老人拄着竹杖的手在抖,竹节上凝着的剑意光芒比来时暗了大半,显然是传送时的空间震荡伤了根基。
周不平啐了口带血的唾沫,竹杖重重顿地:“废话!老夫当年被雷劈进乱星海,醒过来还能啃半只烤妖丹……”话没说完,他突然顿住,浑浊的眼睛猛地瞪圆。
突然印入三人眼前的景象,比任何话都更具冲击力。
没有想象中的仙雾缭绕,没有传闻里的狐鸣婉转。
天空是凝固的铅灰色,像块被揉皱的旧绢布,压得人喘不过气。
云层低得仿佛触手可及,却连半缕日光都挤不出来,整片天地都浸在阴恻恻的灰里。
脚下是望不到边的废墟。
曾经的琼楼玉宇只剩半截基座,汉白玉的柱础裂成蛛网,刻着狐族图腾的残碑半埋在焦土里,石缝中钻出几株枯黄的野草,像谁哭花的泪痕。碎裂的琉璃瓦铺了满地,每一步都硌得生疼,那些碎片上还凝着暗褐色的痕迹,不知是血还是经年的霉斑。

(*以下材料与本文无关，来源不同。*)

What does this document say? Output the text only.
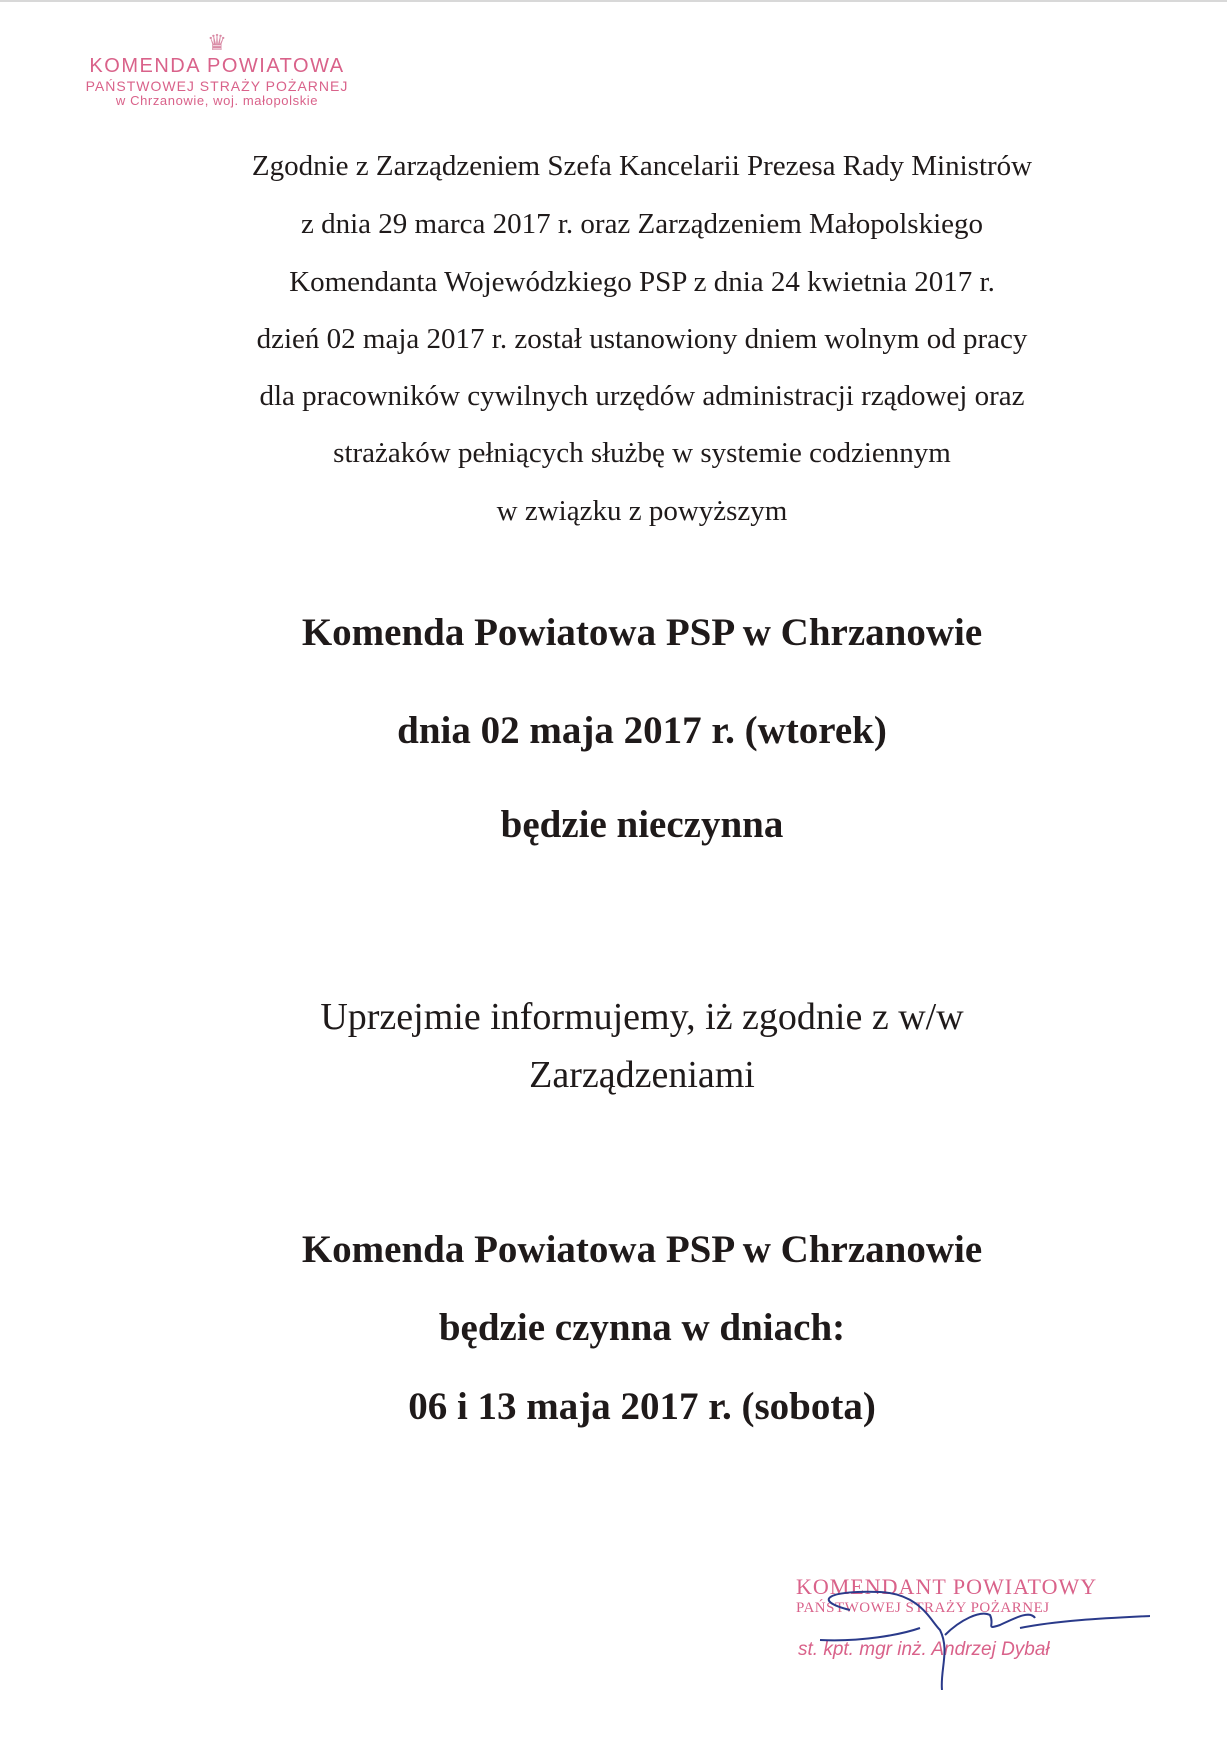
♛
KOMENDA POWIATOWA
PAŃSTWOWEJ STRAŻY POŻARNEJ
w Chrzanowie, woj. małopolskie
Zgodnie z Zarządzeniem Szefa Kancelarii Prezesa Rady Ministrów
z dnia 29 marca 2017 r. oraz Zarządzeniem Małopolskiego
Komendanta Wojewódzkiego PSP z dnia 24 kwietnia 2017 r.
dzień 02 maja 2017 r. został ustanowiony dniem wolnym od pracy
dla pracowników cywilnych urzędów administracji rządowej oraz
strażaków pełniących służbę w systemie codziennym
w związku z powyższym
Komenda Powiatowa PSP w Chrzanowie
dnia 02 maja 2017 r. (wtorek)
będzie nieczynna
Uprzejmie informujemy, iż zgodnie z w/w
Zarządzeniami
Komenda Powiatowa PSP w Chrzanowie
będzie czynna w dniach:
06 i 13 maja 2017 r. (sobota)
KOMENDANT POWIATOWY
PAŃSTWOWEJ STRAŻY POŻARNEJ
st. kpt. mgr inż. Andrzej Dybał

“这…这就是青丘祖地?”周不平的声音发涩。他摸过无数秘境,见过被封印的上古战场,却没见过这般…死透了的苍凉。连风里都飘着股陈腐的味道,像翻开一本泡烂的古籍,霉味混着血锈气,直往人肺管子里钻。
林夜没说话。他右臂的暗伤随着呼吸抽痛,逆魔功自动运转,金纹在皮肤下忽明忽暗,却始终压不住那股阴寒。
更让他心惊的是,这片废墟的灵气极其古怪——说是死地,却又残留着若有若无的狐族本源气息,像根细若游丝的线,勾得他心口发闷。
“家…家没了。”
阿狸的呜咽声突然刺破死寂。她挣脱林夜的怀抱,踉跄着扑向一块半埋的残碑。那碑上雕着只九尾天狐,尾巴卷着星斗,虽已残缺,却仍能看出当年的灵动。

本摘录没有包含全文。